Very diverse from Biology to Forensics to Interior Design
There is a lot of work, and a lot of it you have to do on your own time. As long as you show up to classes and keep up with the workload, then you will succeed here.
This really depends on the class. I've had horrible teachers that wouldn't answer questions and failed a lot of people, I've had easy A classes where the midterm and final were given to you by the professor a week ahead of time so that you could memorize the answers by next week, and I've had professors that genuinely care and try to help you learn to the best of their abilities. Overall, the academics here are hit or miss. You might love your classes, you might hate them. Good luck.
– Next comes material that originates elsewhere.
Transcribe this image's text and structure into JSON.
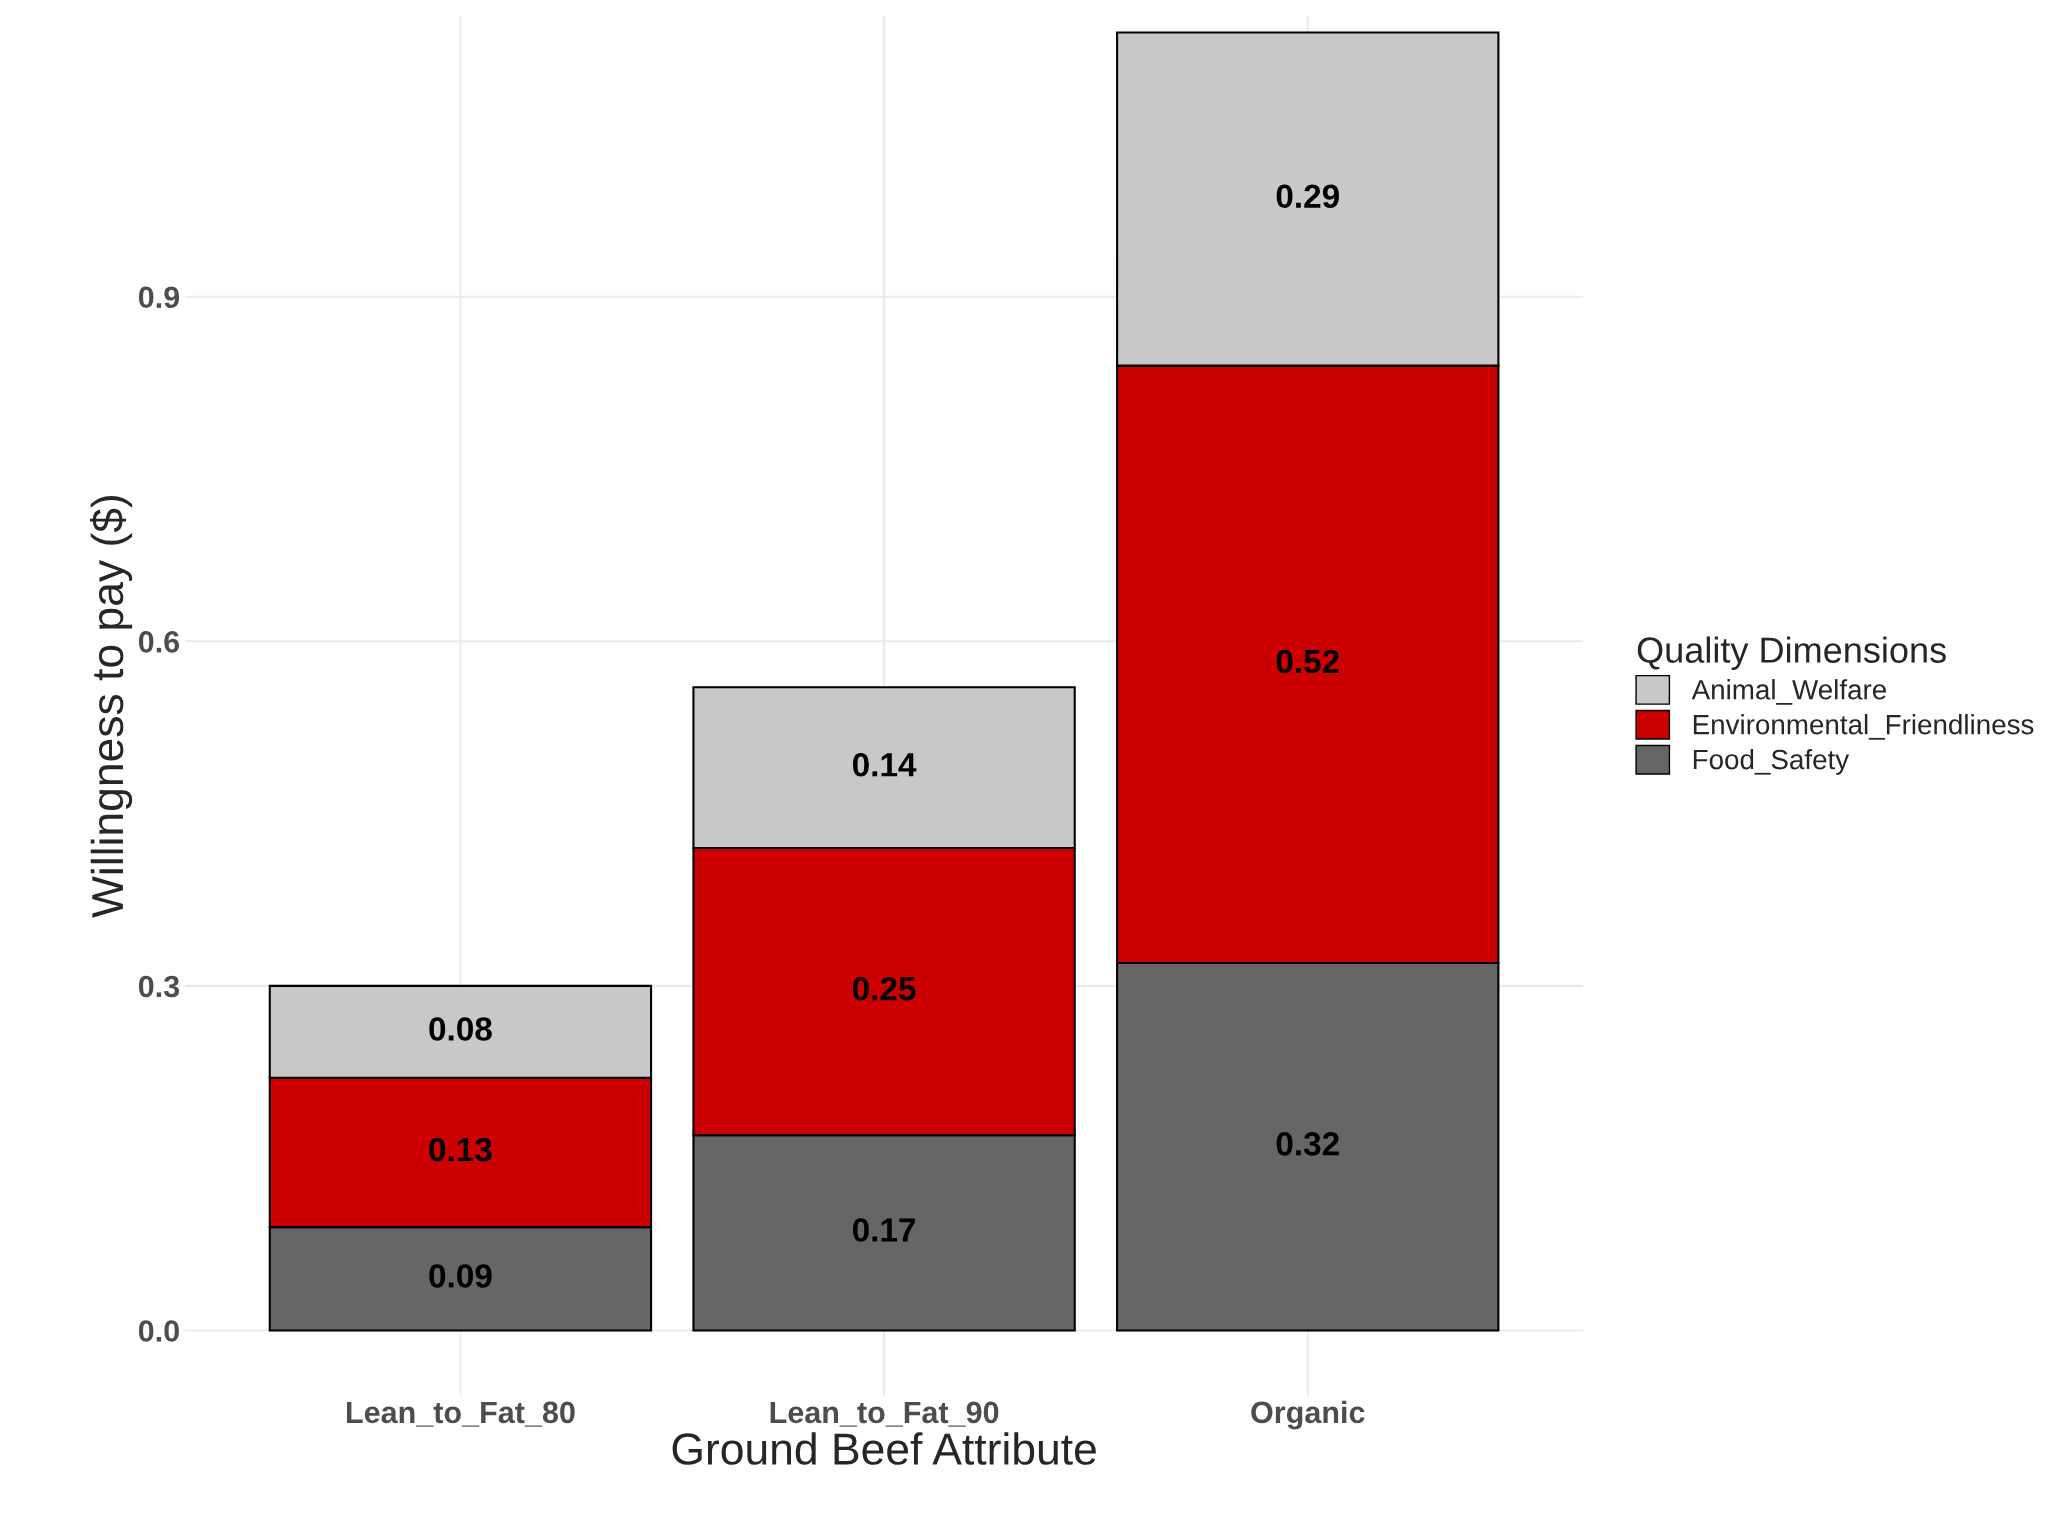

Academics are great here. The classes for the most part are small. Most classes have a max limit of 25 students, unless it's a class that most students need, such as a science, composition or math class. Students are always studying and looking for help, which they can easily find. The library is usually jam packed with students, and so is the CLR (Center for Learning Resources). Most students are in the library or CLR pretty much every week day (Monday through Friday). Students know that deadlines are important here and strive to make those deadlines on papers, projects and homework. Like I said in a previous category, students are goal and future oriented. Most, if not all students MUST complete an internship or research project as part of their curriculum to graduate. Most times, these projects and internships will lead into great job opportunities for those students.
Students are not competitive nor academically involved. The library was usually empty, so not many people studying. I remember nothing in particular about any of my classes, they were that bland. The only excellent teachers I had were in the music school, which is incredibly underfunded and neglected. UNH should be embarrassed at their "music" department. These were the only professors I got to know and felt close to.
Academic Life at UNH is great. The classes are a nice size so it makes it easier for the teachers to get to know their students on a more personal level. I am not sure about the class sizes for the incoming freshman because I know that UNH has increased its enrollment, but in my case, I had smaller classes and it was nice to get the one on one time. It is also great that UNH prepares their students for the real world. They are big on experiential learning so the students have the opportunity to get out in the field and really experience what they study in the classroom.
At UNH, students are the first priority. Students are known by name, not as a number. Many teachers will get to know their students on a more personal level by suggesting that they stop in to their office hours to get help on homework or tests or to talk about the teacher's background. The teachers have all taught in their fields for at least two years, but many have spent many years in the field.
As a criminal jsutice major, I am very pleased with this school and the experiences that come with it. All of my professors are very involved with their students, so I know that I am receiving the best education. Also, my professors are some of the greatest criminalists out there, so I know that they can teach not only from a lesson plan, but from real life experiences as well.
As a Sports Management and Marketing major I spend a lot of time studying because I am a double major. The School of Business has created an excellent curriculum for the business students and they have great professors who always push you to excel. My favorite classes are with Allen Sack. He is my Sports Management professor and advisor. He uses his past experiences as a football player at Notre Dame to express his views on athlete's rights. He keeps the class going and active so no one is bored. Our library has the most extensive Database research center that I use in every research paper. UNH is prided on their experiential learning, urging students to study aboard and intern to help them learn outside of the classroom.